The decay parameter has a lot of influence on the effect of the model but one can clearly see that we shift focus to the more recent data.

Confusion Balancer

Disclaimer: This is an experimental feature.

We added an experimental feature to the meta estimators that can be used to force balance in the confusion matrix of an estimator. The approach works

[11]:
n1, n2, n3 = 100, 500, 50
np.random.seed(42)
X = np.concatenate([np.random.normal(0, 1, (n1, 2)),
                    np.random.normal(2, 1, (n2, 2)),
                    np.random.normal(3, 1, (n3, 2))],
                   axis=0)
y = np.concatenate([np.zeros((n1, 1)),
                    np.ones((n2, 1)),
                    np.zeros((n3, 1))],
                   axis=0).reshape(-1)
plt.scatter(X[:, 0], X[:, 1], c=y);
_images/meta_20_0.png

Let’s take this dataset and train a simple classifier against it.

[12]:
from sklearn.metrics import confusion_matrix
[13]:
mod = LogisticRegression(solver='lbfgs', multi_class='multinomial', max_iter=10000)
cfm = confusion_matrix(y, mod.fit(X, y).predict(X))
cfm
[13]:
array([[ 72,  78],
       [  4, 496]])

The confusion matrix is not ideal. This is in part because the dataset is slightly inbalanced but in general it is also because of the way the algorithm works. Let’s see if we can learn something else from this confusion matrix. I might transform the counts into probabilities.

[14]:
cfm.T / cfm.T.sum(axis=1).reshape(-1, 1)
[14]:
array([[0.94736842, 0.05263158],
       [0.1358885 , 0.8641115 ]])

Let’s consider the number 0.2346 in the lower left corner.

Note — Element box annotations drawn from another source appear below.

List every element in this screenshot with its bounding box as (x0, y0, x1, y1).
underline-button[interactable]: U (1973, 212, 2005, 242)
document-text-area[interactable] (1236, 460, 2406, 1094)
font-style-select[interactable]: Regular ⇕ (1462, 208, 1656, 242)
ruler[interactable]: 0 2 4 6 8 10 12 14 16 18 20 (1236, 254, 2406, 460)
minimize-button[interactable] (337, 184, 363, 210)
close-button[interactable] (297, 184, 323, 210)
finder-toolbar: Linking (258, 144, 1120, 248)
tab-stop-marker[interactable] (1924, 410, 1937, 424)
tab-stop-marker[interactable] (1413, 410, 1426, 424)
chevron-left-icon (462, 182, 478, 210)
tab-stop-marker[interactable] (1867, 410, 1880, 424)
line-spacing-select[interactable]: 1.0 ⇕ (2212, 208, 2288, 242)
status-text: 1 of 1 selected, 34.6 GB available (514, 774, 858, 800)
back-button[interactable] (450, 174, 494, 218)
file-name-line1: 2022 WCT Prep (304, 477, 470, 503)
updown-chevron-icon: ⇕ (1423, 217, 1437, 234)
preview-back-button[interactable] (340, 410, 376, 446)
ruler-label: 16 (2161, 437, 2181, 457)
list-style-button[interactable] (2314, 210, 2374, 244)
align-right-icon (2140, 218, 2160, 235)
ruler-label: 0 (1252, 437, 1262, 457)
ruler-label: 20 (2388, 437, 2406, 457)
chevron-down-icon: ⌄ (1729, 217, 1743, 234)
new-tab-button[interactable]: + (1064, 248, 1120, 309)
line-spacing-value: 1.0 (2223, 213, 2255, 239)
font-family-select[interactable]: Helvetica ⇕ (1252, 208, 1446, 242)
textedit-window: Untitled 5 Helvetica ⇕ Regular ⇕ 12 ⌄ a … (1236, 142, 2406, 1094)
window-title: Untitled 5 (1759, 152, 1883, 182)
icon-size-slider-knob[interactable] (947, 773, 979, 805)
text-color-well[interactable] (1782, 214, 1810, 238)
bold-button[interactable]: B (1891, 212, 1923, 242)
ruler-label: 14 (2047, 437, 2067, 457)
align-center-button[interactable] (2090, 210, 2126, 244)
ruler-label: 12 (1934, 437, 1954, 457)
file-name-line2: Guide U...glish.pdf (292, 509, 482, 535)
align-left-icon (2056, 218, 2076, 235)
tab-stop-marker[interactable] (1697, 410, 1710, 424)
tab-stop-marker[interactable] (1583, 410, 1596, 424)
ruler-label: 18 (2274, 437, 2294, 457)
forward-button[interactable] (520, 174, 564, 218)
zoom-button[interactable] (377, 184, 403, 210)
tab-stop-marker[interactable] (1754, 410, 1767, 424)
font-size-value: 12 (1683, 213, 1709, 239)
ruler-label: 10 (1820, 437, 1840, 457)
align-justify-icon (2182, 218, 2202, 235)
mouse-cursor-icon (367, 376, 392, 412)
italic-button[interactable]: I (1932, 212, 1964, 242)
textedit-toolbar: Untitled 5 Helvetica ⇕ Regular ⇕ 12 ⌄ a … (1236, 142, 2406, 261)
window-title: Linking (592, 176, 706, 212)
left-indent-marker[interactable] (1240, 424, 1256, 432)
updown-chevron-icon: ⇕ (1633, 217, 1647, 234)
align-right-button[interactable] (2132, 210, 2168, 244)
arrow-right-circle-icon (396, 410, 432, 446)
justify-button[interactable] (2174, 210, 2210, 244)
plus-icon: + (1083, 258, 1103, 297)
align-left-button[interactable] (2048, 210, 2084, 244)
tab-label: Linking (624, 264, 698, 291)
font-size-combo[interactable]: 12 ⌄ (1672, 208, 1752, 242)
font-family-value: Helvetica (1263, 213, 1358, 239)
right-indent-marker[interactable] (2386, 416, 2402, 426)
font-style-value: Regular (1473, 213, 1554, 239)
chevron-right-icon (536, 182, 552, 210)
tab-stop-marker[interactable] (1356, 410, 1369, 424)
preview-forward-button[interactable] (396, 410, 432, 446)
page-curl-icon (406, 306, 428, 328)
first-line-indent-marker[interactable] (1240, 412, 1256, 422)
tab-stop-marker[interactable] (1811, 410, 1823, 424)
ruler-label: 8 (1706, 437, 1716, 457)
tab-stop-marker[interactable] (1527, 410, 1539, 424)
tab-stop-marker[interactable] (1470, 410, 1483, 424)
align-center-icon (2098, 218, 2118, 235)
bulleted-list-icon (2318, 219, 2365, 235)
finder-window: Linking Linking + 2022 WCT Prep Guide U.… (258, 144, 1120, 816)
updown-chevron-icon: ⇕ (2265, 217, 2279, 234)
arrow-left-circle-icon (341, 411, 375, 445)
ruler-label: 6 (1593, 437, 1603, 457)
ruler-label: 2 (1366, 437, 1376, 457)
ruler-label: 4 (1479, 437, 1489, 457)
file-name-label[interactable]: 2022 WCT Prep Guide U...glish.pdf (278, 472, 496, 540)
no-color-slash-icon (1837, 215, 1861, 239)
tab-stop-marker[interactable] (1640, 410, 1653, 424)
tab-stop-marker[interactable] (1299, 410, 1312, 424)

This number represents the probability that the actually class 0 while the model predicts class 1. In math we might write this as \(P(C_1 | M_1)\) where \(C_i\) denotes the actual label while \(M_i\) denotes the label given by the algorithm.

The idea now is that we might rebalance our original predictions \(P(M_i)\) by multiplying them;

\[P_{\text{corrected}}(C_1) = P(C_1|M_0) p(M_0) + P(C_1|M_1) p(M_1)\]

In general this can be written as;

\[P_{\text{corrected}}(C_i) = \sum_j P(C_i|M_j) p(M_j)\]

In laymens terms; we might be able to use the confusion matrix to learn from our mistakes. By how much we correct is something that we can tune with a hyperparameter.

\[P_{\text{corrected}}(C_i) = \alpha \sum_j P(C_i|M_j) p(M_j) + (1-\alpha) p(M_j)\]

We’ll perform an optimistic demonstration below.

[15]:
def false_positives(mod, x, y):
    return (mod.predict(x) != y)[y == 1].sum()

def false_negatives(mod, x, y):
    return (mod.predict(x) != y)[y == 0].sum()
[16]:
from sklego.meta import ConfusionBalancer
[17]:
cf_mod = ConfusionBalancer(LogisticRegression(solver='lbfgs', max_iter=1000), alpha=1.0)

grid = GridSearchCV(cf_mod,
                    param_grid={'alpha': np.linspace(-1.0, 3.0, 31)},
                    scoring={
                        "accuracy": make_scorer(accuracy_score),
                        "positives": false_positives,
                        "negatives": false_negatives
                    },
                    n_jobs=-1,
                    iid=True,
                    return_train_score=True,
                    refit="negatives",
                    cv=5)
[18]:
df = pd.DataFrame(grid.fit(X, y).cv_results_)
plt.figure(figsize=(12, 3))
plt.subplot(121)
plt.plot(df['param_alpha'], df['mean_test_positives'], label="false positives")
plt.plot(df['param_alpha'], df['mean_test_negatives'], label="false negatives")
plt.legend()
plt.subplot(122)
plt.plot(df['param_alpha'], df['mean_test_accuracy'], label="test accurracy")
plt.plot(df['param_alpha'], df['mean_train_accuracy'], label="train accurracy")
plt.legend();
_images/meta_30_0.png

It seems that we can pick a value for \(\alpha\) such that the confusion matrix is balanced. There’s also a modest increase in accuracy for this balancing moment.

It should be emphesized though that this feature is experimental. There have been dataset/model combinations where this effect seems to work very well while there have also been situations where this trick does not work at all. It also deserves mentioning that there might be alternative to your problem. If your dataset is suffering from a huge class imbalance then you might be better off by having a look at the imbalanced-learn project.